Hyperglycaemia, COVID -19, Severity, Diabetes mellitus


Background: Hyperglycaemia has been shown to be associated with disease progression and poor prognosis in Corona virus disease 2019 (COVID-19) patients. This study aims to find the effect of hyperglycaemia on disease severity and investigate whether high blood glucose levels on admission can predict severity of COVID-19 infection

Methods: in this cross-sectional study, a total of 286 COVID-19 patients in Tabanan general hospital, Bali were retrospectively analysed. Data were obtained from medical records from January 1 to December 31, 2021. Hyperglycaemia was defined as random blood glucose (RBG) >140 mg/dl. The severity of COVID-19 was determined according to the 4th edition of the Indonesian COVID-19 management guidelines. Clinical and biochemical characteristics of COVID-19 patients with or without diabetes were compared. Receiver operating characteristic (ROC) analysis was used to identify optimal admission plasma glucose levels to predict COVID-19 severity.
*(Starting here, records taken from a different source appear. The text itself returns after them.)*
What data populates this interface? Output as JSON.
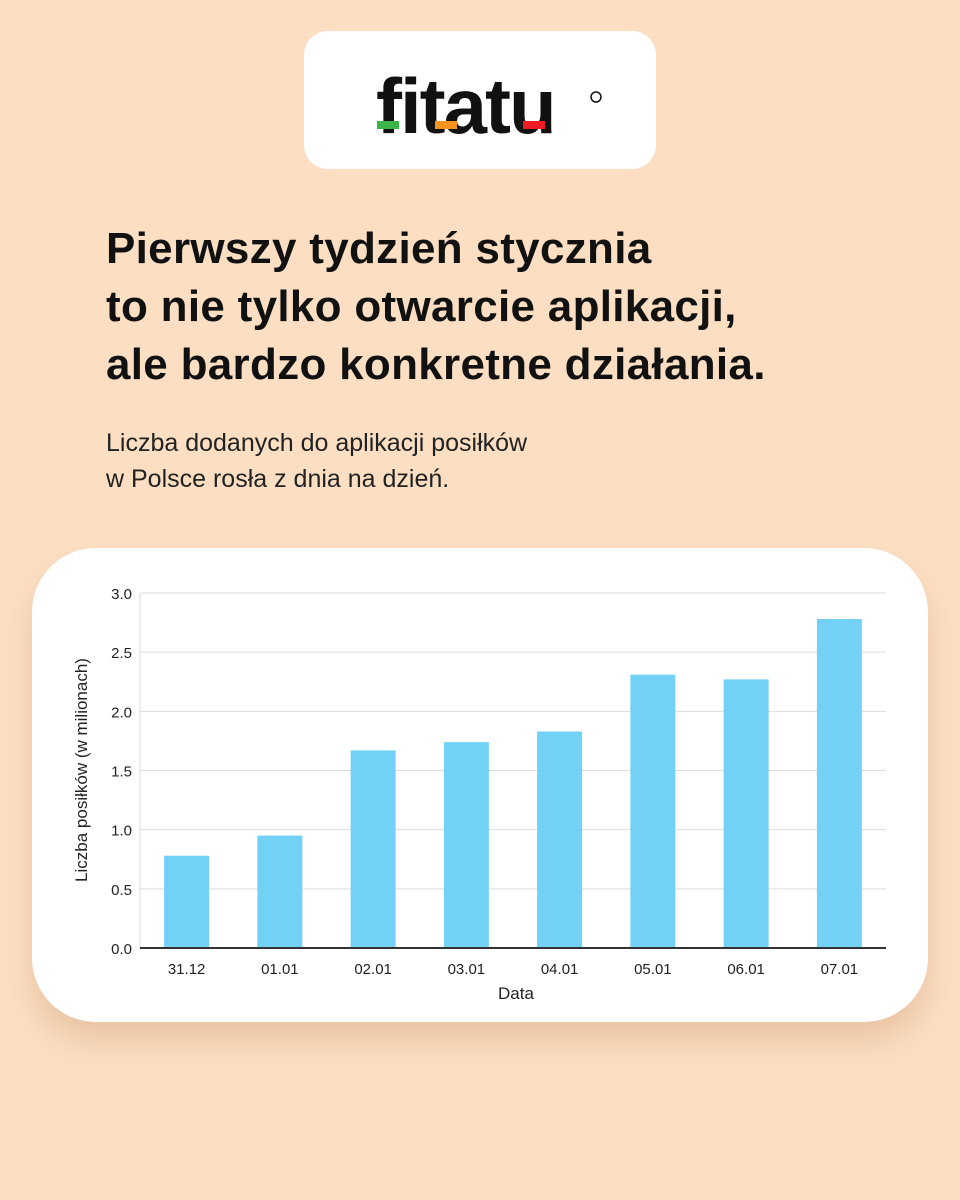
{
  "logo": {
    "text": "fitatu",
    "accent_colors": [
      "#3bb54a",
      "#f7941d",
      "#ed1c24"
    ]
  },
  "headline": [
    "Pierwszy tydzień stycznia",
    "to nie tylko otwarcie aplikacji,",
    "ale bardzo konkretne działania."
  ],
  "subtitle": [
    "Liczba dodanych do aplikacji posiłków",
    "w Polsce rosła z dnia na dzień."
  ],
  "chart_data": {
    "type": "bar",
    "categories": [
      "31.12",
      "01.01",
      "02.01",
      "03.01",
      "04.01",
      "05.01",
      "06.01",
      "07.01"
    ],
    "values": [
      0.78,
      0.95,
      1.67,
      1.74,
      1.83,
      2.31,
      2.27,
      2.78
    ],
    "xlabel": "Data",
    "ylabel": "Liczba posiłków (w milionach)",
    "ylim": [
      0,
      3.0
    ],
    "yticks": [
      "0.0",
      "0.5",
      "1.0",
      "1.5",
      "2.0",
      "2.5",
      "3.0"
    ],
    "grid": true,
    "bar_color": "#73d1f5"
  }
}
Results: 47.2% of subjects had hyperglycaemia at admission, 67.5% experienced severe COVID-19, of which 68.4% died. Admission RBG values were positively correlated with leukocyte and NLR values. In ROC analysis, admission RBG >145 mg/dl can predict severe COVID-19 with sensitivity of 56% and specificity of 76% (AUC 0.663, p<0.01).

Conclusions: Hyperglycaemia is an independent predictor of severe COVID-19 and impose a significantly higher mortality rate compared to normoglycemic patients regardless of diabetic status. Early measurement of plasma glucose levels upon admission can help identify patients who are likely to experience a worse clinical course.